Ok the situation: there’s a guy I’ve known for about three years. It started off as us dating but eventually went to a sexual relationship. I caught feelings and the arguments started because he lost interest but gained interest in our sexual conquest. So long story short, he had got in two relationships and now have two kids, one and a newbie. I told him about a month ago I want to end what we have. My thing is he is also a friend because he helped me when I didn’t have a car, provided groceries etc. How do i deal with this? Should i cut him off cause its obvious all he wants is sex or continue talking to him because he is a friend?
Thanks for reading FATC and writing in!!
Let’s get to your letter though. You stayed around why he had two other seeds..DAMN!! Is your name Cassie? LOL!! Just kidding….This is a sticky situation because I understand your loyalty to the brother. The question you have to ask yourself is can you just be friends with him without him catching you slippin and gets a chance to drop his dip stick in your engine. I don’t know how much he was there for you but if he was just there financially you are putting a price on your cooch in my eyes. And that’s cool if you are cool with that aspect in life but if you feel you are worth more than that him financially being there isn’t a reason to keep him lingering around. But the thing was you aren’t cool with being a side piece jump off obviously from the tone of your letter.

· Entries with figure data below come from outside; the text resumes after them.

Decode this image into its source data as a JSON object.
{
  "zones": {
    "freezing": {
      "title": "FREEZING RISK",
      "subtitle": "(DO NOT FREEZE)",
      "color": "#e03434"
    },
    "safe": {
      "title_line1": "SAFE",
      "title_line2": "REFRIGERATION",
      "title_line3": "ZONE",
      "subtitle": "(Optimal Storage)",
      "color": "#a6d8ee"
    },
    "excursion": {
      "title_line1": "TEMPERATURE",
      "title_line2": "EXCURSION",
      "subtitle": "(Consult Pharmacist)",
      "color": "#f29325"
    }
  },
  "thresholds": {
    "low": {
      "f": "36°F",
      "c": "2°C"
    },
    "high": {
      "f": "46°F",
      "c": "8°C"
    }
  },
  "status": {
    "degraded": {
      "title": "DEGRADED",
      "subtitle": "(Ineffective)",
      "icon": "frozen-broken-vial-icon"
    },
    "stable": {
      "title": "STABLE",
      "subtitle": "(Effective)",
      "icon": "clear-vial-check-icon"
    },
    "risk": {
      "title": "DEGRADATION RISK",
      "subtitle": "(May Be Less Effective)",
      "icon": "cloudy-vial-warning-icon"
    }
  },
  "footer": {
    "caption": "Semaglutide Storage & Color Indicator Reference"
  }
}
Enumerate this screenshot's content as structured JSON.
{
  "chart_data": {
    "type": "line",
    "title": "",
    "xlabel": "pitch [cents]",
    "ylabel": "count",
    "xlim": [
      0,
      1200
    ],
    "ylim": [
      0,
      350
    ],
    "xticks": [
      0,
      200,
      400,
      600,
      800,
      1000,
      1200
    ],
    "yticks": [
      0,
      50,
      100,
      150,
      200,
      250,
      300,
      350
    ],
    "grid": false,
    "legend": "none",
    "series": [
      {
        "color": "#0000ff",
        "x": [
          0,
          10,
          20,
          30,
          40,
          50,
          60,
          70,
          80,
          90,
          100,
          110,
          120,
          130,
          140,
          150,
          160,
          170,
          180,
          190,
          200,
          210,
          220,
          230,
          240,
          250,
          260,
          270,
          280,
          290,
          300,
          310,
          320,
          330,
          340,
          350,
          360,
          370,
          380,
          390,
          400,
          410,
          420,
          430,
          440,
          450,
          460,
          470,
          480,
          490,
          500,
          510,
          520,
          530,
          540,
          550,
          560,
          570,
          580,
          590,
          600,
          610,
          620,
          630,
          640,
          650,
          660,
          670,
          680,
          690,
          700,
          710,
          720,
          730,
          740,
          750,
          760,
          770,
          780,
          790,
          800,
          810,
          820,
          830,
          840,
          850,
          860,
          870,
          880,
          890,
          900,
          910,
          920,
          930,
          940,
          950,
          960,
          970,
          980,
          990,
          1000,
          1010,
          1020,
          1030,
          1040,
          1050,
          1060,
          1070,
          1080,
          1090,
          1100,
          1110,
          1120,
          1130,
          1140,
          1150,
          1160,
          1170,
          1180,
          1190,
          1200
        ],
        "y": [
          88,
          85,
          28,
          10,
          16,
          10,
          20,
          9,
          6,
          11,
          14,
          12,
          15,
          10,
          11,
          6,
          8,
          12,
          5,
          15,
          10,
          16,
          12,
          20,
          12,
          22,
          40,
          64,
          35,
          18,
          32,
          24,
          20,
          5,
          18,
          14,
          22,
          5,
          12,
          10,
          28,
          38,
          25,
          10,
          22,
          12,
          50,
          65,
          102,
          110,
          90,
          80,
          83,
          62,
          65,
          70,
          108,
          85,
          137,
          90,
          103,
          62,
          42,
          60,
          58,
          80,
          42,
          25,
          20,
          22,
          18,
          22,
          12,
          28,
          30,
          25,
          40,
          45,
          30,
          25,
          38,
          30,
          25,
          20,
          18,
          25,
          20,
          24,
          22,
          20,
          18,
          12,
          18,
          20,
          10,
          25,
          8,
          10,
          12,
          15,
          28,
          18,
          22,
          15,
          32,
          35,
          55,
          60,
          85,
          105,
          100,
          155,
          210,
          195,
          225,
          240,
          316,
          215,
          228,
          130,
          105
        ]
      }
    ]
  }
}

The question you need yourself is: Do you still want to be with him? What I mean by that is we can talk the game and even tell the person we are done dealing with them but he never gonna believe you are done with him until that interaction decreases. He has banged you out on the side for two years you really think he believes he is done hitting it just because you told him so?
Sometimes the best thing at the end of the day is to practice a military practiced called “scorched earth policy”. Basically you leave the situation behind destroying anything the enemy can use, never look back it and move forward to the next goal. This can be used in your situation as well. There is nothing wrong with severing that soul tie and moving forward because how you going to move forward with that lingering “friendship” in the background.
We teach people how we want to be treated by what we allow them to do to us. You can have a special place for him in your heart but he clearly doesn’t want to be with you the way you want to be with him. You can be cordial and cool but no need to be friends with him. Thank him for everything he has done but keep it moving. But ask yourself are you ready to really move on?
What do you think? Should she at least stay friends with this guy? Speak On It!!